So you’re thinking of putting in a dock. Once you’ve decided on the location, type, and size of your dock, talk to your local building officials about which permits you need and from which regulators. Some situations are likely to trigger more paperwork:
Your dock’s in an Alberta lake year-round
Alberta Environment and Parks will let you apply for a permit if you really want to, but the ministry warns that “in general, permanent structures on the bed and shore of a lake are not approved for private use.”
Or it’s a crib dock
Yes, new crib docks can be built in some places, but the rules have tightened. No matter how small a crib is, you’ll probably need permits from several levels of government. Repairs and dry onshore cribs that support one end of the dock are usually
okay, but ask first.
It has all the fixin’s
Dock structures for “non-moorage purposes,” such as hot tubs, boathouses, and sheds, are further regulated in many places. Get advice from the local pooh-bahs.
It’s on high-traffic water
Transport Canada cares about docks on “charted navigable waters” (check at geoportal.gc.ca, by clicking on “View the gallery” and opening the Canadian Hydrographic Service Chart Index).
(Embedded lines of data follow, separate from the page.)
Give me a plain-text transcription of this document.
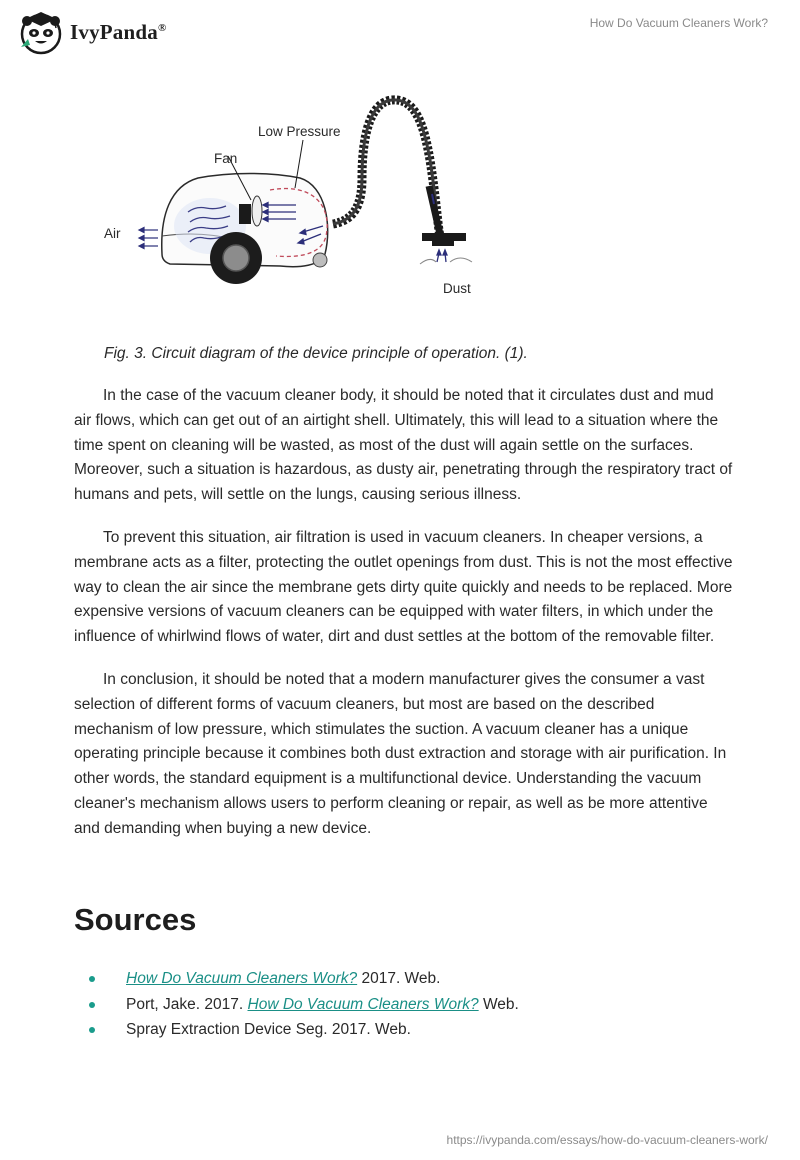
IvyPanda®	How Do Vacuum Cleaners Work?
Low Pressure
Fan
Air
Dust
Fig. 3. Circuit diagram of the device principle of operation. (1).

In the case of the vacuum cleaner body, it should be noted that it circulates dust and mud air flows, which can get out of an airtight shell. Ultimately, this will lead to a situation where the time spent on cleaning will be wasted, as most of the dust will again settle on the surfaces. Moreover, such a situation is hazardous, as dusty air, penetrating through the respiratory tract of humans and pets, will settle on the lungs, causing serious illness.

To prevent this situation, air filtration is used in vacuum cleaners. In cheaper versions, a membrane acts as a filter, protecting the outlet openings from dust. This is not the most effective way to clean the air since the membrane gets dirty quite quickly and needs to be replaced. More expensive versions of vacuum cleaners can be equipped with water filters, in which under the influence of whirlwind flows of water, dirt and dust settles at the bottom of the removable filter.

In conclusion, it should be noted that a modern manufacturer gives the consumer a vast selection of different forms of vacuum cleaners, but most are based on the described mechanism of low pressure, which stimulates the suction. A vacuum cleaner has a unique operating principle because it combines both dust extraction and storage with air purification. In other words, the standard equipment is a multifunctional device. Understanding the vacuum cleaner's mechanism allows users to perform cleaning or repair, as well as be more attentive and demanding when buying a new device.

Sources
How Do Vacuum Cleaners Work? 2017. Web.
Port, Jake. 2017. How Do Vacuum Cleaners Work? Web.
Spray Extraction Device Seg. 2017. Web.
https://ivypanda.com/essays/how-do-vacuum-cleaners-work/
Essentially, you can’t hamper regular boat traffic on those waterways.
Or it’s big
In B.C., for example, docks bigger than 24 sq. metres or wider than three metres need a provincial okay (as do those on marine waters). Across Canada, docks larger than 20 sq. metres and smaller ones that may damage fish habitat need a review by Fisheries and Oceans Canada.
If it’s in Ontario
As of June, regulatory changes mean that work permits are only required when a crib for a dock or a boathouse physically touches more than 15 sq. metres of shore lands. Floating and cantilever docks, and structures with cribs less than 15 sq. meters, will not need work permits, as has been the case for years.